There’s also the denouement to discuss. I’m still not sure the addition of the animal buddies has added much to the show, and it’s certainly way too early to be using them with the old ‘taking the bullet’ trope when we’ve barely had any chance to gain affection for them. The narrative tries to frame this as Rika realising that she’s perhaps more like her mother than she thought, and while that’s a noble idea, again everything happens so fast that it’s tough to really appreciate the character beats. Generally Wonder Egg has been good at not letting its more shonen-y battles overshadow important character development but I think the balance was a little off here and while the battle finale is impressive from a technical standpoint I don’t think it quite hits the target as far as Rika’s epiphany goes.
I don’t want to end what was overall a good, thoughtful episode on a downer though, so I’ll say that I think that the stuff we get post battle is really good. Rika’s admission that she’s weak but she’s going to carry on regardless is a little cliched, but a lovely moment nonetheless, while her reunion with the other girls is very sweet, and Momoe’s fist bump is probably my legitimate favourite bit of the episode. The final scene between Rika and her mother is nicely bittersweet too, with her mother finally opening up a little about her own regrets and fears. Rika clearly hasn’t forgiven her, but the status quo can stand to exist a little longer. Sometimes, that’s all you can do.
- One disappointing thing about this episode is that it relegates Ai’s return to school, which should theoretically be a huge moment for her, to a minor subplot. I’m hoping we’ll at least see a bit more of this in coming weeks.

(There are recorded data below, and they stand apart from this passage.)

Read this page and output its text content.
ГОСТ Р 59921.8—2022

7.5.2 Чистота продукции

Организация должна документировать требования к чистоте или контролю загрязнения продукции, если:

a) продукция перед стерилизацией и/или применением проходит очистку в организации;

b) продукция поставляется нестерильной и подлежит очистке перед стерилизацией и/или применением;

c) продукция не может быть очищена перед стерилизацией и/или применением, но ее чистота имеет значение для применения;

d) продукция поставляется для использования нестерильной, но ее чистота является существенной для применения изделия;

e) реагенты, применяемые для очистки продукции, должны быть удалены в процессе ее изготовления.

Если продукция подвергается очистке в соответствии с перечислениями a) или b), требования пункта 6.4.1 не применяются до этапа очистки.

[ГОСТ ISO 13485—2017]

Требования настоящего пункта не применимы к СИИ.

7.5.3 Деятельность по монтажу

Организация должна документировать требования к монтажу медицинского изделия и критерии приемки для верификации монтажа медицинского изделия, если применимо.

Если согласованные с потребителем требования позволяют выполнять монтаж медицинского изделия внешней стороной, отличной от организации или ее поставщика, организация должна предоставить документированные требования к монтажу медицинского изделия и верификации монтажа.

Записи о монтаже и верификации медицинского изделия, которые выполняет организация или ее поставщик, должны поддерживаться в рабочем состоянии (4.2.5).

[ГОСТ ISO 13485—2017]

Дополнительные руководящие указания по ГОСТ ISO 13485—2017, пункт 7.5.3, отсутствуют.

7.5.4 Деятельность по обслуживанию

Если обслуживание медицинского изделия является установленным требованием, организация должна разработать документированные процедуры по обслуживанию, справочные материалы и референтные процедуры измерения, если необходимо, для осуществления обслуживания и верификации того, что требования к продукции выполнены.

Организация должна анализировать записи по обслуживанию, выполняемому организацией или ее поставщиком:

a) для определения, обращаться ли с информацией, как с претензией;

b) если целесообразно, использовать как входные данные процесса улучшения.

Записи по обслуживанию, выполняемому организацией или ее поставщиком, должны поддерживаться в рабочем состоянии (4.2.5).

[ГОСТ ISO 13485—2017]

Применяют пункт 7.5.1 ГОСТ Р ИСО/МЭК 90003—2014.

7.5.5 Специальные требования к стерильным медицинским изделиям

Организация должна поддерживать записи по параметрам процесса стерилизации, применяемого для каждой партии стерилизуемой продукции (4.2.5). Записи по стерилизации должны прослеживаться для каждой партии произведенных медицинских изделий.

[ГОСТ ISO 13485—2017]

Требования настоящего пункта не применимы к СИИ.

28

- Rika notably uses the loanword papa for her father, a rather childish term as opposed to the more formal otousan or chichi. This has been consistent throughout the show too
- In the flashback, Rika correctly has her dyed pink & blue idol hair.
- The display the mannequins use to communicate with Ai and Rika is literally a video game screen, further reinforcing the idea they’re controlling and/or toying with our protagonists. Ai apppears to be the player character.
- This week’s episode was a clip show, so we’ll be moving right on to episode 9 next time. Not coincidentally, rumours have begun swirling that the show is having production difficulties. A comprehensive report from Sakugablog’s Kevin Cirugeda goes into details, along with a worrying suggestion that there are creative tensions between writer Shinji Nojima and series director Shin Wakabayashi. Obviously we don’t know the full picture, but given Nojima’s on-the-record comments it’s fairly clear he doesn’t actually understand the meaning behind the story he’s writing. Let’s hope things can hang together long enough to finish the show at the same standard it’s been keeping up until now.